Konstanz – Korallenriffe sind sensible Ökosysteme, die akut von menschenverursachten Einflüssen wie Klimawandel und Umweltverschmutzung betroffen sind. Selbst wenn die Erderwärmung 1,5 bis 2 Grad Celsius nicht übersteigen sollte, wie vom International Panel of Climate Change (IPCC) empfohlen, werden voraussichtlich mehr als 70 Prozent der Korallenriffökosysteme verloren gehen – eine ökonomische und ökologische Katastrophe.

Doch was kann es sein, das die übrigen 30 Prozent vor diesem Schicksal bewahrt? Wie passen sich Korallen an neue Umweltbedingungen an? Und welche Möglichkeiten gibt es zum Schutz der Riffe? Christian Voolstra, Professor für genetische Adaptation in aquatischen Systemen an der Universität Konstanz, schreibt Bakterien und anderen Mikroorganismen eine besondere Bedeutung zu. Kein Tier und keine Pflanze lebe alleine – es müsse immer das Zusammenspiel mit Bakterien betrachtet werden, betont er.

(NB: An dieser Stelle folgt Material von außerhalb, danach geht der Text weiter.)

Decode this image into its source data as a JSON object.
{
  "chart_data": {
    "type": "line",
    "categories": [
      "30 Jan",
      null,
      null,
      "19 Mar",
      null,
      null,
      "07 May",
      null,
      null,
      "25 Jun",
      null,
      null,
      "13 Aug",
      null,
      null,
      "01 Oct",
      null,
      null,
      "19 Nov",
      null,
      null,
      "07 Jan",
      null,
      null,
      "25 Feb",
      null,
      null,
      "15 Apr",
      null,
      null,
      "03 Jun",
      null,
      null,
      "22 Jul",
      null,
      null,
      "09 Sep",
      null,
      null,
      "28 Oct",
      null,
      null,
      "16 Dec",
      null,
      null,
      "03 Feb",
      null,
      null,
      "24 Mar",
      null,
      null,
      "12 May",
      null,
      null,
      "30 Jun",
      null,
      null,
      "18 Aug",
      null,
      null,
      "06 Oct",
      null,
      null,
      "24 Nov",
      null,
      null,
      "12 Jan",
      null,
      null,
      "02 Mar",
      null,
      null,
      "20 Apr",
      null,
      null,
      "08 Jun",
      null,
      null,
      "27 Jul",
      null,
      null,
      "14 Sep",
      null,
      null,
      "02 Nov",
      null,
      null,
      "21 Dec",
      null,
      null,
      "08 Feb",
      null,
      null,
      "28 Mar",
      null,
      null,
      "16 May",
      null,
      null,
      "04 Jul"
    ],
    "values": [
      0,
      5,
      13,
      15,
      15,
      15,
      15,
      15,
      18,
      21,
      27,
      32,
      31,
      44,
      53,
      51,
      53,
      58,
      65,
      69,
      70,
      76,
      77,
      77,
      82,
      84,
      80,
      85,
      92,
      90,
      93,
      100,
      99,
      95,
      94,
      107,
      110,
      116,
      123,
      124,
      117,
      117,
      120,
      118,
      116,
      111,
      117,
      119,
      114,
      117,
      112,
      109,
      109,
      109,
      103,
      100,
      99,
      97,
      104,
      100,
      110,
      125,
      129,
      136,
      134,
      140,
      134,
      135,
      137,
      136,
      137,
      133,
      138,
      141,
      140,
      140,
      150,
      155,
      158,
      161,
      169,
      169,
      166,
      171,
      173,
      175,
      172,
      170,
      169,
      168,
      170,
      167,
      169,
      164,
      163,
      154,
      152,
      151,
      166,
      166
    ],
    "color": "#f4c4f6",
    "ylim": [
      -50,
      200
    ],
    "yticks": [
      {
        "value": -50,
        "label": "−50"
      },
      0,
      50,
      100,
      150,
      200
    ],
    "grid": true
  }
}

Korallen sind ihrer Umwelt ausgeliefert

Korallen assoziieren sich mit Bakterien, das heißt sie bilden eine Symbiose, von der die Koralle maßgeblich profitiert. Diese Gemeinschaft von Wirt und Bakterien wird Metaorganismus genannt. Die Besonderheit bei dem Metaorganismus Koralle ist, dass dieses Tier lebt wie eine Pflanze und an einen Ort gebunden ist. Durch diese Ortsgebundenheit ist die Koralle ihren Umweltbedingungen besonders ausgeliefert und daher enorm auf die Hilfe von Bakterien und anderen Mikroorganismen angewiesen, die beispielsweise bei der Ernährung, beim Stoffwechsel und bei der Immunabwehr eine Rolle spielen.

Verschiedene Studien haben gezeigt, dass Korallen mit diversen Bakterien assoziiert sind, die unterschiedliche Funktionen erfüllen. Doch variieren die Bakteriengemeinschaften je nach Umweltbedingungen oder bleiben sie gleich? Beide Fälle konnten beobachtet werden.

Zwei Arten, zwei Strategien

Um mehr Klarheit in diese Diskussion zu bringen, untersuchte das Team um Voolstra zwei Korallenarten, von denen sie ausgingen, dass sie sich hinsichtlich ihrer Strategie der Bakterienassoziation maßgeblich unterscheiden: Die Art Acopora hemprichii, die sich bei veränderten Bedingungen mit anderen Bakterien assoziiert und die Art Pocillopora verrucosa mit gleichbleibenden Bakterienassoziationen. Das Experiment wurde über 21 Monate in der Gegend um Jeddah in Saudi Arabien durchgeführt, wo die Ökosysteme des roten Meeres stark vom Menschen beeinflusst sind.

Die Forscher transplantierten die Korallen in Umgebungen, die unterschiedliche Abstufungen von menschenverursachten Einwirkungen auf die marine Umwelt repräsentieren, um die Veränderung der Bakteriengemeinschaften in Stresssituationen zu untersuchen. Sie nutzten dazu Korallenfragmente aus derselben Kolonie, sodass die Proben identisches Genmaterial aufwiesen und die Veränderungen ausschließlich auf die Umweltbedingungen zurückzuführen waren.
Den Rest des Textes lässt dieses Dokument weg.